Golden and his wife called the local Whole Foods stores, e-mailed company officials and posted their views — and their intention to no longer shop there — on the company’s Web site forums.
Golden, facing health insurance hurdles because of injuries sustained in a bicycle crash and because of his age, said he has a personal interest in the government’s health care reform plan.
Golden was not alone in his views. A “Boycott Whole Foods” Facebook page has more than 14,000 members, and the “Boycott Whole Foods” thread on the Whole Foods forum has generated more than 1,000 posts.
A boycott is not necessarily the right action to take, said Boulder resident Waylon Lewis, editor of “Elephant Journal” and author of a Huffington Post blog article on the Mackey issue.

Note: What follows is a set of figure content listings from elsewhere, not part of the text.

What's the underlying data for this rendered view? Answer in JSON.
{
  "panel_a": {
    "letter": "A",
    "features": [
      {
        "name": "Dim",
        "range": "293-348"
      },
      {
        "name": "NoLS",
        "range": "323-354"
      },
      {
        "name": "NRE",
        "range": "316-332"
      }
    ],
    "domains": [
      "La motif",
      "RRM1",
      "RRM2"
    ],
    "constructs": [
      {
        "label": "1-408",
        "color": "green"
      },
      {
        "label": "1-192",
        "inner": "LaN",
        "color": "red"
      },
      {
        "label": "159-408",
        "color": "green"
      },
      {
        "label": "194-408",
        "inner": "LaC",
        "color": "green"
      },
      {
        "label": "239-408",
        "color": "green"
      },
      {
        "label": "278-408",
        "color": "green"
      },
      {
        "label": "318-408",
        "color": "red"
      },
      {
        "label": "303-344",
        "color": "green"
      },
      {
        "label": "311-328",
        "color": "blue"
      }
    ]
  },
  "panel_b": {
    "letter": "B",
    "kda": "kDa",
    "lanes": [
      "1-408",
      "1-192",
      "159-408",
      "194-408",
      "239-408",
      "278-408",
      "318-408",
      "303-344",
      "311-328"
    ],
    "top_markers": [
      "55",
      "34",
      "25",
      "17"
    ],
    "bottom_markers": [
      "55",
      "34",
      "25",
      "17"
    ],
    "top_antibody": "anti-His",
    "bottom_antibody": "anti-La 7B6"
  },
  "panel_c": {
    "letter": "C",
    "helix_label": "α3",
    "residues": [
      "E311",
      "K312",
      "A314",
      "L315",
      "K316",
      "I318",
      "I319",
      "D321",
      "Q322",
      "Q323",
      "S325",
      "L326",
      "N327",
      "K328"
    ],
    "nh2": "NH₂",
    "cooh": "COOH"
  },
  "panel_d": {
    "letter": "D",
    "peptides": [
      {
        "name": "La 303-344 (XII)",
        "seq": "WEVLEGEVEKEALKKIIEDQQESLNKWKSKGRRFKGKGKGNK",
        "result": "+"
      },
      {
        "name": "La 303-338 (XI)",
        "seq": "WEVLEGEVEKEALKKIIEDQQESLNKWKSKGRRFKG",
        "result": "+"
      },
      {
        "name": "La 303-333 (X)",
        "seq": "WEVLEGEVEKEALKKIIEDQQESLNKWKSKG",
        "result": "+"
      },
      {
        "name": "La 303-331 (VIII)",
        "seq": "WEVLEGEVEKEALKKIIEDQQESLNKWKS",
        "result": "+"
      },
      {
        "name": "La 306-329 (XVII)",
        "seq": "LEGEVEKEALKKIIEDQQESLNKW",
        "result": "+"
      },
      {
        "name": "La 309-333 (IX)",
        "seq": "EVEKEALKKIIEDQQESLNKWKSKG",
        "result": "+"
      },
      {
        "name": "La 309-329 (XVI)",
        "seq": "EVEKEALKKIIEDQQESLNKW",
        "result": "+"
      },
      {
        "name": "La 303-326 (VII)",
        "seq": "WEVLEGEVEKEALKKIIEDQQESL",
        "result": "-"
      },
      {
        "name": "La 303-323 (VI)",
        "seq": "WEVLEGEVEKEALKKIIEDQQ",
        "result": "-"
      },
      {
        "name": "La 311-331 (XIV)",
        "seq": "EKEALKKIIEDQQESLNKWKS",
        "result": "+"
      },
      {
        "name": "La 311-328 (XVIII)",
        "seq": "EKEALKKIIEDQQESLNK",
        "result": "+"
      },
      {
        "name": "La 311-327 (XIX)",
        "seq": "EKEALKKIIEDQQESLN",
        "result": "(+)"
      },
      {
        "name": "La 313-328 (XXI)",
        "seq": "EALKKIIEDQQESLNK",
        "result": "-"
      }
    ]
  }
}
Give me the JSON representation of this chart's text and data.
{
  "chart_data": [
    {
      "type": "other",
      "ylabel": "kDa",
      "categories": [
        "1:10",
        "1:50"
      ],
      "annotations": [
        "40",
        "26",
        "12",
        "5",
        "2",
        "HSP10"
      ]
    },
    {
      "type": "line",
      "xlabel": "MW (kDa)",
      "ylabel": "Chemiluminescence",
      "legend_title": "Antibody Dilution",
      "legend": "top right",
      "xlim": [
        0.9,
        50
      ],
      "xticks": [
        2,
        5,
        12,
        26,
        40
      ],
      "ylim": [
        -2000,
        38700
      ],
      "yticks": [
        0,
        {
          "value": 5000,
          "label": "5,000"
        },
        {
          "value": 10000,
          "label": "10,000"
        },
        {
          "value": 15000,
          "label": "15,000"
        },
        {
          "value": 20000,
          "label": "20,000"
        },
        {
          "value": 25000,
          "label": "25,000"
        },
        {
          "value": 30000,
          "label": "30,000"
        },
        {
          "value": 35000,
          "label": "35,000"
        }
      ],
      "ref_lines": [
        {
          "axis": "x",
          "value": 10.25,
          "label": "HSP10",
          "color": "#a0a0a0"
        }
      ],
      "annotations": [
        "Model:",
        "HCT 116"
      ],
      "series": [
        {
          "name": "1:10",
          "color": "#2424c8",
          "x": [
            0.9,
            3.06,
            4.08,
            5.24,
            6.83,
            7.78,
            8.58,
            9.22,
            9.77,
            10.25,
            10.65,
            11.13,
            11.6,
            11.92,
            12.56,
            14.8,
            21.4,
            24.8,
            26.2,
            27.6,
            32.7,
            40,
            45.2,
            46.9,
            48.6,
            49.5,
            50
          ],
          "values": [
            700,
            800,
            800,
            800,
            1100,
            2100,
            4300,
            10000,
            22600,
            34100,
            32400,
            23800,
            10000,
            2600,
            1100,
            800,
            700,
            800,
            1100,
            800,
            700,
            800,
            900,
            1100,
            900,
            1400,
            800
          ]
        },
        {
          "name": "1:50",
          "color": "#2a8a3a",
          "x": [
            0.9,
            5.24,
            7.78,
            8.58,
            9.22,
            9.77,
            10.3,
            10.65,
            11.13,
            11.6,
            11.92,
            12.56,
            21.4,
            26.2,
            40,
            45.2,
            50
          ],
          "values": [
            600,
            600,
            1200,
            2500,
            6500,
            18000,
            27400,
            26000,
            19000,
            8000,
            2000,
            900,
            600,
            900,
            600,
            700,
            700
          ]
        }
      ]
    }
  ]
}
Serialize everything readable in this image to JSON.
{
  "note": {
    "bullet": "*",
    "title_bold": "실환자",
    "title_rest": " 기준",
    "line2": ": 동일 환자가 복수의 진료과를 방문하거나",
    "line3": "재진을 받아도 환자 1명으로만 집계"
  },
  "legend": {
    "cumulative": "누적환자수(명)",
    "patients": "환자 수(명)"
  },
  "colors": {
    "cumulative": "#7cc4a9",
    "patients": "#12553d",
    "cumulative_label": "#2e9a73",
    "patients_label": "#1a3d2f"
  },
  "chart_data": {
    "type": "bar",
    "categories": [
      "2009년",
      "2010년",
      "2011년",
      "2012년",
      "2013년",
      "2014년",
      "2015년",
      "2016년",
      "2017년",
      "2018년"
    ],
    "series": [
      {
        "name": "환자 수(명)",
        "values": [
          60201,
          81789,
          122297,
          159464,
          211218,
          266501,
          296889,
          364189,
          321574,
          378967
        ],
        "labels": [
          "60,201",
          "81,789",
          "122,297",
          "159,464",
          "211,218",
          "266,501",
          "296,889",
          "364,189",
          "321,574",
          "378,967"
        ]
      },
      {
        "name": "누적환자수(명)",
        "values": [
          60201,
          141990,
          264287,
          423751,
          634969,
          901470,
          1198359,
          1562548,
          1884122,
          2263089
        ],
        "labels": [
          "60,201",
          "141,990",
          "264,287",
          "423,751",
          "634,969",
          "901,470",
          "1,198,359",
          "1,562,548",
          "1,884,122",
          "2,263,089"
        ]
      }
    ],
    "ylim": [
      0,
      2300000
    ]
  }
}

“I feel like not supporting Whole Foods will not harm John at all,” he said. “Not shopping at Whole Foods will only hurt the green natural products businesses.”
Lewis said he doesn’t often agree with Mackey’s views, and he regrets the timing of Mackey’s piece and the influence it could have on President Obama’s plan. However, Lewis said, he’s supportive of the free exchange of ideas.
“I think it’s fantastic that he had the guts to speak his mind; whether it’s smart or not business-wise, I think it’s questionable,” he said.
While the Whole Foods situation is an example of “not all publicity is good publicity,” Margaret Campbell, associate professor of marketing at the University of Colorado, said she doesn’t think boycotts will have a long-lasting effect.
“There are cases when there are people who do something that’s really wrong and that can hurt the company, particularly when it’s linked to the business of the company,” she said. “In this particular situation, John Mackey is giving his opinion as a citizen, and it’s not linked directly to the business of the company.”
Whole Foods’ Boulder-area employees have heard “passionate responses from both sides” of the health care debate, said Ben Friedland, a spokesman for the Whole Foods Rocky Mountain region.
In a letter to customers, Tom Rich, the Pearl Street Whole Foods store’s team leader, apologized on behalf of Whole Foods for Mackey’s words offending some customers, community members and employees.
The letter also included clarifications, such as: Mackey’s opinion was in favor of health care reform; the piece’s headline was changed by the newspaper’s editors from “Health care reform” to “Whole Foods alternative to Obamacare;” and Whole Foods has no official position on the issue.